Monster Hunter Rising above my doubts
When I think about the problems I have with Monster Hunter Rise… They are trite in comparison to the overall experience. Most of them are inconveniences that we can learn to deal with in time even if I'd say it's silly they're there at all at this point. Some are just mild ho-hums I wish were better. Overall however, Monster Hunter Rise was beyond anything I expected. The tried and true grind of Monster Hunter's giant beast battles is alive and performing exceedingly well for the Switch’s hardware. Its formula is also thoughtfully augmented with Palamutes, Wirebugs, and Wyvern Riding, all of which I’d love to see stay in the series after this game. Grab a friend, near or far, or make some new ones as you engage in Rise’s grand new hunt. I doubt you’ll be disappointed.

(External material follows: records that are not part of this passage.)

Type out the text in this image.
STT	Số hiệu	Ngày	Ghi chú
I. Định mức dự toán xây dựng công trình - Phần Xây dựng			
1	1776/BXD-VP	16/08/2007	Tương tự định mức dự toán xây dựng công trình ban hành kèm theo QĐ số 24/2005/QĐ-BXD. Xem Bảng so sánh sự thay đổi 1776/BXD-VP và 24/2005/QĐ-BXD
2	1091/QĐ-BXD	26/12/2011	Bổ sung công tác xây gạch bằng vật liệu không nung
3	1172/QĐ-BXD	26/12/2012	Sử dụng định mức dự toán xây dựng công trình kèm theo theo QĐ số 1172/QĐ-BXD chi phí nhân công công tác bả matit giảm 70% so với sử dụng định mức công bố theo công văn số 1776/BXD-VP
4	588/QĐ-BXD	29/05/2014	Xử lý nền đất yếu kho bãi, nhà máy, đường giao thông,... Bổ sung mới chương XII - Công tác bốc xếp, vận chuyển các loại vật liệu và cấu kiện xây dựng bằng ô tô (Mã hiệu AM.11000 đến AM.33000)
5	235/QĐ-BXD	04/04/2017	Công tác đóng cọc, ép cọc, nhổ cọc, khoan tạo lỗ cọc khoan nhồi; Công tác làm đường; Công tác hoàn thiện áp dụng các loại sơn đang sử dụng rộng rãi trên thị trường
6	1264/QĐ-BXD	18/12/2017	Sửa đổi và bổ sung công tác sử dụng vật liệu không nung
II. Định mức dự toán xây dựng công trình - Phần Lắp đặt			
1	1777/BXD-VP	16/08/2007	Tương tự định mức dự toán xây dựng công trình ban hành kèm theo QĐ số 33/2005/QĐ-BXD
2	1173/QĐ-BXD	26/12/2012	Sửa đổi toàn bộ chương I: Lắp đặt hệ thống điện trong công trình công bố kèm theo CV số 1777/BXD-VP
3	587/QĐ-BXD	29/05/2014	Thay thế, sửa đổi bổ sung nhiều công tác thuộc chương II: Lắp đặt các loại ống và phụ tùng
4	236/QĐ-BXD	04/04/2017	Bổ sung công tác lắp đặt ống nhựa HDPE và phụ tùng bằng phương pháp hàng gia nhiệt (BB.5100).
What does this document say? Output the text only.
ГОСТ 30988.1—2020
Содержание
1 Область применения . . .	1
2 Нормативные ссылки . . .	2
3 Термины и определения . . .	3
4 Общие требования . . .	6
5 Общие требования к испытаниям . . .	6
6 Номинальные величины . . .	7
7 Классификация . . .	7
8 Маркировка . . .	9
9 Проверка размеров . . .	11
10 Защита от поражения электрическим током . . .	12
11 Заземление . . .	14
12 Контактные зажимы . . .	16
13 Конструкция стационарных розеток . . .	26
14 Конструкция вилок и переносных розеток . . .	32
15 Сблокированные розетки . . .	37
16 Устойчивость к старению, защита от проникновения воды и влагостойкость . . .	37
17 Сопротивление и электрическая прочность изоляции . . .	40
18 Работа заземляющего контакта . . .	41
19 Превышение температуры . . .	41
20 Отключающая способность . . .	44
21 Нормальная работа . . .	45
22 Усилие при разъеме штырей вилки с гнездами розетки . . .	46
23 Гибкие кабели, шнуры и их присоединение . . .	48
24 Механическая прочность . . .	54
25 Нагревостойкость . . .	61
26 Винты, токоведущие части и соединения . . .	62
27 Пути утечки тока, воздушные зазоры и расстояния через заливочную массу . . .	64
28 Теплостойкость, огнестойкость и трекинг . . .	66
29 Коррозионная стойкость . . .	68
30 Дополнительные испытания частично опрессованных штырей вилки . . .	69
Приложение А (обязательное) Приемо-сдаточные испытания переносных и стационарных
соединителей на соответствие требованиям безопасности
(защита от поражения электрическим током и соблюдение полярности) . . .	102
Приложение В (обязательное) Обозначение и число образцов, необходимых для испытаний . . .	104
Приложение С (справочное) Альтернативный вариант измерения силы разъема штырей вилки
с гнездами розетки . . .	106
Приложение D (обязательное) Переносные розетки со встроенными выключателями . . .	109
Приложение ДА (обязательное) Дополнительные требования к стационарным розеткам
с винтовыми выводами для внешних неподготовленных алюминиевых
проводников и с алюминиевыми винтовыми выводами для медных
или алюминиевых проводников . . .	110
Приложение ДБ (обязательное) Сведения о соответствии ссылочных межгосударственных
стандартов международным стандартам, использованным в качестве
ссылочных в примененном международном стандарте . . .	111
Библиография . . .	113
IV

This review is based upon a Nintendo Switch digital copy supplied by the publisher. Monster Hunter Rise is scheduled to launch on the Nintendo Switch on March 26, 2021 and on PC in 2022.
Monster Hunter Rise
- Huge bestiary of new and returning wyverns to hunt
- Wonderfully varied environments to explore
- Wirebugs add another fun layer to offense and mobility
- Wyvern riding is highly satisfying
- Palamute buddies are both adorable and highly functional
- Online is amazingly smooth
- Handheld play runs stable even in chaotic situations
- Tutorials are a non-intuitive gauntlet of text
- Some weapons got far more practical Wirebug attacks
- Too many menus to access simple things like online
- Still quite grindy
- Story is tremendously corny and non-essential
TJ Denzer posted a new article, Monster Hunter Rise review: Switching up the hunt in all the right ways
Does suspend work well, even when online?
Yes, I would just be sure to switch Online off before you suspend so you don't have people forming lobbies with you.
Sweet, so I can suspend mid hunt and resume whenever?
I could google this but I’m guessing multiplayer requires multiple switches right? Not like Diablo.
Correct. You can't do multiplayer local play on the same switch.
And each player needs their own copy of the game too.